MAHKEMESİ :İş Mahkemesi
DAVA : Davacı, feshin geçersizliğine ve işe iadesine karar verilmesini istemiştir.
Mahkeme, isteği kısmen hüküm altına almıştır.
Hüküm süresi içinde davalı avukatı tarafından temyiz edilmiş olmakla, dava dosyası için Tetkik Hakimi ... tarafından düzenlenen rapor dinlendikten sonra dosya incelendi, gereği konuşulup düşünüldü:
Y A R G I T A Y K A R A R I
Davacı işçi, iş sözleşmesinin geçerli neden olmadan işverence feshedildiğini ileri sürerek feshin geçersizliğine ve işe iadesine karar verilmesini, işe başlatılmama halinde ödenmesi gereken tazminat ile boşta geçen süre ücret ve diğer haklarının belirlenmesini istemiştir.
Davalı vekili, davalı şirketin ekonomik krizden oldukça fazla etkilendiğini, satışların büyük oranda düştüğünü, şirket tarafından uzun süre işçi azaltma yoluna gidilmediğini, personele önce biriken yıllık izinlerin kullandırıldığı, üretimde düşüş olmasına rağmen satışlardaki olumsuzluklardan dolayı stoklarda büyük bir birikim meydana geldiğini, krizin aşılması davalı şirketin mevcudiyetinin sürdürülebilmesi için ücretsiz izin, toplu çıkış kısa çalışma yaptırılması gibi önlemlerin alındığı son çare olarak işveren tarafından öncelikle istekli olduğu bilinen personele öncelik verilmek sureti ile kadro azaltılmasına gidildiğini, krizin derinliği ve süresini belirsizliği nedeniyle çalışanların 23. dönem TİS hükümlerine göre belirlenmiş olan ücretlerin %35 oranında azaltılması için TİS tadil anlaşmasının yapıldığını davacının önce bu kesintiyi kabul etmesine rağmen sonradan çektiği ihtarname ile bu kesintiyi kabul etmediğini ve yapılan kesintilerin kendisine ödenmesini istediğini bu durumun iyiniyetle bağdaşmayacağını alınan tüm önlemlere rağmen işçi çıkarmanın zorunlu hale geldiğini ileri sürerek davanın reddini talep etmiştir.
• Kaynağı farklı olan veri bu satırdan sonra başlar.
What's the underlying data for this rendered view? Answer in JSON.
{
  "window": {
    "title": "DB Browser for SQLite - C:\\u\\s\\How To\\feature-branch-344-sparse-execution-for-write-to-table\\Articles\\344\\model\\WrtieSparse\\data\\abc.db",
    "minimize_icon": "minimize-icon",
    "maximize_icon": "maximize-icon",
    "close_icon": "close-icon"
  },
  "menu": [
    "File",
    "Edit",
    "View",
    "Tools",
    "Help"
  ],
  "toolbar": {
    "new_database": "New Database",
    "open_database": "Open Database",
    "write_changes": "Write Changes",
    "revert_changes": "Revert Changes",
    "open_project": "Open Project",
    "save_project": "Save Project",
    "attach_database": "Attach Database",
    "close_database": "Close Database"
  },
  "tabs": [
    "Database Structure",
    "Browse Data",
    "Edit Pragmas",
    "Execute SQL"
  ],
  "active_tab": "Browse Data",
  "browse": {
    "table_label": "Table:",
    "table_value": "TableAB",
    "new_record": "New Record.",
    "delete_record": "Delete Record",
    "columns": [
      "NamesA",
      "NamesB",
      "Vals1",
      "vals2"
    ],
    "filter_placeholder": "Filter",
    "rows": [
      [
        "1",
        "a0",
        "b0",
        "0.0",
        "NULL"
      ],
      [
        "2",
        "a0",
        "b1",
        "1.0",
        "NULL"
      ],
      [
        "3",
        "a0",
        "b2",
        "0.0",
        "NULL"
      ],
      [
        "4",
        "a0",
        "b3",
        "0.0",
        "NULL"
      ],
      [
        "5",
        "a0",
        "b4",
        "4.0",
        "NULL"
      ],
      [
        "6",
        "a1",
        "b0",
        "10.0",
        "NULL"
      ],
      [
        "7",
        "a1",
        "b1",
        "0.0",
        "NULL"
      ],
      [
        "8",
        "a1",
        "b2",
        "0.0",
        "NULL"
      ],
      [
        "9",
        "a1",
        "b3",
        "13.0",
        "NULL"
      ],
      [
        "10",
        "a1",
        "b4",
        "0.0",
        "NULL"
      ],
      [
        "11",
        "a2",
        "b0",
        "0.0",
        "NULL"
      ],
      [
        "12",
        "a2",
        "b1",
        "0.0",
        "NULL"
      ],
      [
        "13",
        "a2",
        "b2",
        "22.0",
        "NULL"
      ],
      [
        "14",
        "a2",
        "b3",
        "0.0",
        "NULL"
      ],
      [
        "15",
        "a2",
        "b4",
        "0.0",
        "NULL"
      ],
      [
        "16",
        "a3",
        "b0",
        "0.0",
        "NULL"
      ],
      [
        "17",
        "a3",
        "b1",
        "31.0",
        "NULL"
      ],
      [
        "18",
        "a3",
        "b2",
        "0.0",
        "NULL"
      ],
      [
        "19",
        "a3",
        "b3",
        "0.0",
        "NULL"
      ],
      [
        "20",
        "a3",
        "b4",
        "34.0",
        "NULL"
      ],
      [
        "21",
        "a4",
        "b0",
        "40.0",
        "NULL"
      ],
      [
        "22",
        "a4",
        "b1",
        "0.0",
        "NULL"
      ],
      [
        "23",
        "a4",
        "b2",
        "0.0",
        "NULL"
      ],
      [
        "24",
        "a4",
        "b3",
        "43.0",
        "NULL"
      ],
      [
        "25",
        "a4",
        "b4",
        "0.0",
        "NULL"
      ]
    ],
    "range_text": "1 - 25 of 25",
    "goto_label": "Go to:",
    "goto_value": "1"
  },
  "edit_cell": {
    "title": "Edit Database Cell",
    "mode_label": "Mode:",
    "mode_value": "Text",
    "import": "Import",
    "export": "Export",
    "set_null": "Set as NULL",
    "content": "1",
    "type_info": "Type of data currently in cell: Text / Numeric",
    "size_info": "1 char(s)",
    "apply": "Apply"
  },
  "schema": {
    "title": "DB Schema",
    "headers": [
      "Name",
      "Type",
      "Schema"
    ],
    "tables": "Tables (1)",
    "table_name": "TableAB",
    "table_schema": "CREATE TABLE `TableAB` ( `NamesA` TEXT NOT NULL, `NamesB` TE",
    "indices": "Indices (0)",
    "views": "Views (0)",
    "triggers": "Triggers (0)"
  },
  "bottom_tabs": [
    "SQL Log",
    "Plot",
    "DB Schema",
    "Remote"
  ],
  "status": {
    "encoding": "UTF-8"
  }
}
Mahkemece, her ne kadar davalıya tebliğ edilen fesih bildiriminde işletmedeki organizasyonel ve teknolojik değişimler ve ekonomik krizin yarattığı etkiler nedeniyle fabrikada davacının niteliklerine uygun iş bulunmadığı gerekçesiyle davacının iş sözleşmesinin feshedildiği bildirilmiş ise de ekonomik kriz iddiasının kanıtlanmadığı davacının performansının da düşük olmadığı ayrıca fesih gerekçesi olarak belirtilmemiş olsa da davacının ücret indiriminden kaynaklanan ücret farkının ödenmesi için davalıya çektiği ihtarın fesihte etkili olduğu fesihten önce düşünülmesi gereken hizmet içi eğitim başka işte görevlendirme gibi önlemlerin alınmadığı ve sosyal seçim kriterlerine uyulmadığı özetle feshin son çare olma ilkesine uygun davranılmadığı gerekçesiyle davanın kabulüne karar verilmiştir.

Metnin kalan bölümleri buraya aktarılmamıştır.